At the May 1969 retreat held at Quaker Lake, a young soldier from Fort Bragg attended and asked for the support of Friends. Bob Gwyn of Chapel Hill raised the idea of supporting a military counseling service. Thus began a series of steps that resulted in the creation of Quaker House of Fayetteville.
In 1975, PFF became affiliated with Friends General Conference. Thus Durham Meeting maintains connections with two branches of non-programmed Friends: “Conservative” Friends through the Yearly Meeting and the Liberal or Hicksite branch through PFF/FGC.
Starting a Friends School
In early 1962, informal discussions among Durham and Chapel Hill Friends raised the notion of founding an integrated school as an appropriate response to the segregated public facilities. A special School Committee was convened, and attended by Mildred Ringwalt, Adolph and Christa Furth, David and Susan Smith, Peter and Martha Klopfer. Plans developed rapidly thereafter. First the Durham Meeting, then the Chapel Hill Meeting agreed to allow their facilities to be used; then the Claremore Fund (a California Foundation interested in furthering the cause of integration) awarded the Committee $6000; finally the Committee secured Articles of Incorporation and tax exempt status.
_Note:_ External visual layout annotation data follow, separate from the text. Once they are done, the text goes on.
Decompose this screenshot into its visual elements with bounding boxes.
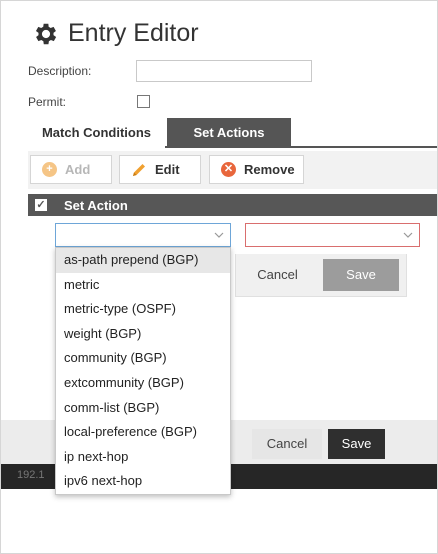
status-text: 192.1 (17, 469, 45, 481)
dropdown-option[interactable]: weight (BGP) (56, 322, 230, 347)
description-label: Description: (28, 64, 92, 78)
remove-button-label: Remove (244, 162, 295, 177)
add-icon: + (42, 162, 57, 177)
tab-set-actions[interactable]: Set Actions (167, 118, 291, 148)
dropdown-option[interactable]: metric-type (OSPF) (56, 297, 230, 322)
dropdown-option[interactable]: comm-list (BGP) (56, 396, 230, 421)
edit-button[interactable]: Edit (119, 155, 201, 184)
remove-icon: ✕ (221, 162, 236, 177)
permit-checkbox[interactable] (137, 95, 150, 108)
dropdown-option[interactable]: ipv6 next-hop (56, 469, 230, 494)
gear-icon (35, 23, 57, 44)
dropdown-option[interactable]: local-preference (BGP) (56, 420, 230, 445)
row-cancel-button[interactable]: Cancel (240, 259, 315, 291)
description-input[interactable] (136, 60, 312, 82)
row-editor-actions: Cancel Save (235, 254, 407, 297)
save-button[interactable]: Save (328, 429, 385, 459)
entry-editor-dialog: Entry Editor Description: Permit: Match … (0, 0, 438, 554)
set-action-column-header: Set Action (64, 198, 128, 213)
add-button[interactable]: + Add (30, 155, 112, 184)
set-action-select[interactable] (55, 223, 231, 247)
dialog-title-text: Entry Editor (68, 19, 199, 47)
pencil-icon (133, 163, 145, 176)
grid-header: ✓ Set Action (28, 194, 437, 216)
dropdown-option[interactable]: extcommunity (BGP) (56, 371, 230, 396)
tab-bar: Match Conditions Set Actions (28, 118, 437, 148)
dialog-title: Entry Editor (32, 19, 199, 48)
dropdown-option[interactable]: metric (56, 273, 230, 298)
set-value-select[interactable] (245, 223, 420, 247)
dropdown-option[interactable]: ip next-hop (56, 445, 230, 470)
cancel-button[interactable]: Cancel (252, 429, 322, 459)
edit-button-label: Edit (155, 162, 180, 177)
chevron-down-icon (214, 232, 224, 238)
tab-match-conditions[interactable]: Match Conditions (28, 118, 165, 148)
add-button-label: Add (65, 162, 91, 177)
permit-label: Permit: (28, 95, 67, 109)
select-all-checkbox[interactable]: ✓ (35, 199, 47, 211)
chevron-down-icon (403, 232, 413, 238)
dropdown-option[interactable]: community (BGP) (56, 346, 230, 371)
row-save-button[interactable]: Save (323, 259, 399, 291)
remove-button[interactable]: ✕ Remove (209, 155, 304, 184)
set-action-dropdown-list: as-path prepend (BGP) metric metric-type… (55, 247, 231, 495)
dropdown-option[interactable]: as-path prepend (BGP) (56, 248, 230, 273)
grid-toolbar: + Add Edit ✕ Remove (28, 151, 437, 189)
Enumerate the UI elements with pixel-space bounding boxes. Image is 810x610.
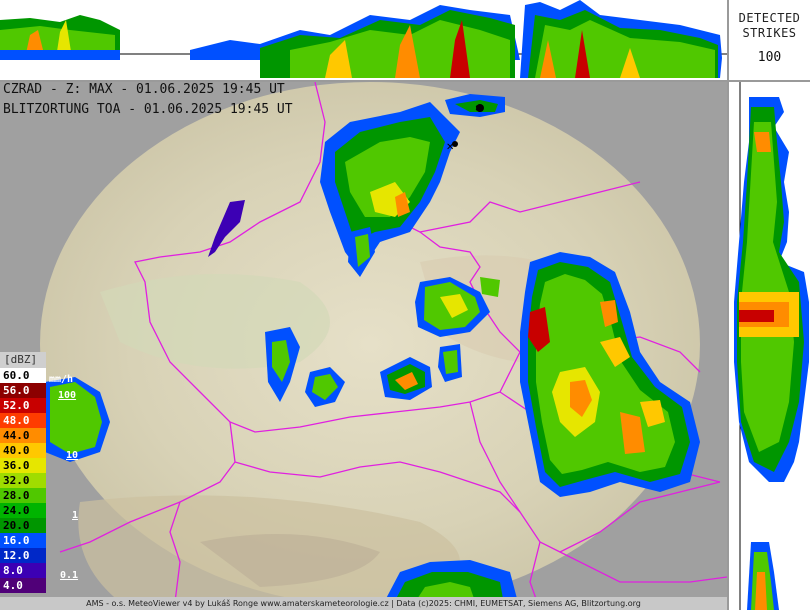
radar-map: ✱ ✕ CZRAD - Z: MAX - 01.06.2025 19:45 UT… [0, 82, 727, 610]
right-cross-section-plot [734, 82, 809, 610]
right-cross-section [729, 82, 810, 610]
footer-credits: AMS - o.s. MeteoViewer v4 by Lukáš Ronge… [0, 597, 727, 610]
lightning-product-label: BLITZORTUNG TOA - 01.06.2025 19:45 UT [3, 102, 293, 117]
legend-row: 24.0 [0, 503, 46, 518]
rate-label-0-1: 0.1 [60, 570, 79, 581]
radar-map-canvas: ✱ ✕ [0, 82, 727, 610]
legend-row: 12.0 [0, 548, 46, 563]
legend-row: 36.0 [0, 458, 46, 473]
rate-label-1: 1 [72, 510, 79, 521]
legend-row: 28.0 [0, 488, 46, 503]
legend-row: 44.0 [0, 428, 46, 443]
strikes-label-line1: DETECTED [738, 11, 801, 25]
legend-row: 52.0 [0, 398, 46, 413]
top-cross-section [0, 0, 727, 80]
legend-row: 56.0 [0, 383, 46, 398]
strikes-label-line2: STRIKES [742, 26, 797, 40]
legend-row: 20.0 [0, 518, 46, 533]
rate-label-10: 10 [66, 450, 79, 461]
legend-row: 48.0 [0, 413, 46, 428]
svg-text:✕: ✕ [446, 142, 454, 153]
rate-label-100: 100 [58, 390, 77, 401]
legend-rows: 60.0 56.0 52.0 48.0 44.0 40.0 36.0 32.0 28.0 24.0… [0, 368, 46, 593]
legend-row: 60.0 [0, 368, 46, 383]
svg-text:✱: ✱ [475, 102, 484, 115]
detected-strikes-panel: DETECTED STRIKES 100 [729, 0, 810, 80]
legend-row: 40.0 [0, 443, 46, 458]
legend-row: 16.0 [0, 533, 46, 548]
legend-row: 8.0 [0, 563, 46, 578]
strikes-count: 100 [757, 50, 782, 65]
lightning-strike-icon: ✱ [475, 102, 484, 115]
color-legend: [dBZ] 60.0 56.0 52.0 48.0 44.0 40.0 36.0 32.0 28… [0, 352, 46, 593]
radar-product-label: CZRAD - Z: MAX - 01.06.2025 19:45 UT [3, 82, 285, 97]
legend-unit-dbz: [dBZ] [0, 352, 46, 368]
top-cross-section-plot [0, 0, 727, 78]
legend-row: 32.0 [0, 473, 46, 488]
legend-row: 4.0 [0, 578, 46, 593]
legend-unit-rate: mm/h [49, 374, 74, 385]
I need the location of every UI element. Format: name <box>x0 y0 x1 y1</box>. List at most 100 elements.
This was in 1963.
Because of the divisions among Friends as to the wisdom of establishing a school, as well as the small number of Meeting children, it was decided to establish the school corporation as an independent entity. However, the closest possible ties to the Meetings and adherence to Friends' principles were to be assured by having 2/3 of the Board of Directors chosen by and from the Meetings. While the prevailing pattern of segregation was the proximate stimulus for starting the school, all were agreed that, in the long run, it was the demonstration of Quaker values in an institutional setting that was most vital.
The members of the original Board were Naomi Adams, Richard Fillmore, Adolph and Christa Furth, Martha and Peter Klopfer, Mildred Ringwalt, Martha Rachman, James Shotts, David and Susan Smith and Stuart Willis. Mildred Ringwalt was the original Chairman of the Board, followed by David Smith, Stuart Willis and Peter Klopfer. John Stratton from Durham Meeting became Chairman in 1974 followed by Martha Klopfer in 1986 and then David Stuart in 1995. Sponsors who lent their names to the enterprise were George Bliss, Heinz Bondy, John Dozier, Carl Durham, Frank Graham, George Herbert, Carmelita Hinton, William Hubben, Weston LeBarre, Albert Manley, Algie Newlin, Clarence Pickett, Mary Semans, Claude Shotts, Asa Spaulding, Douglas Steere, Howard Thurman, and John Wheeler.
The first class of Seniors graduated from CFS in 1972.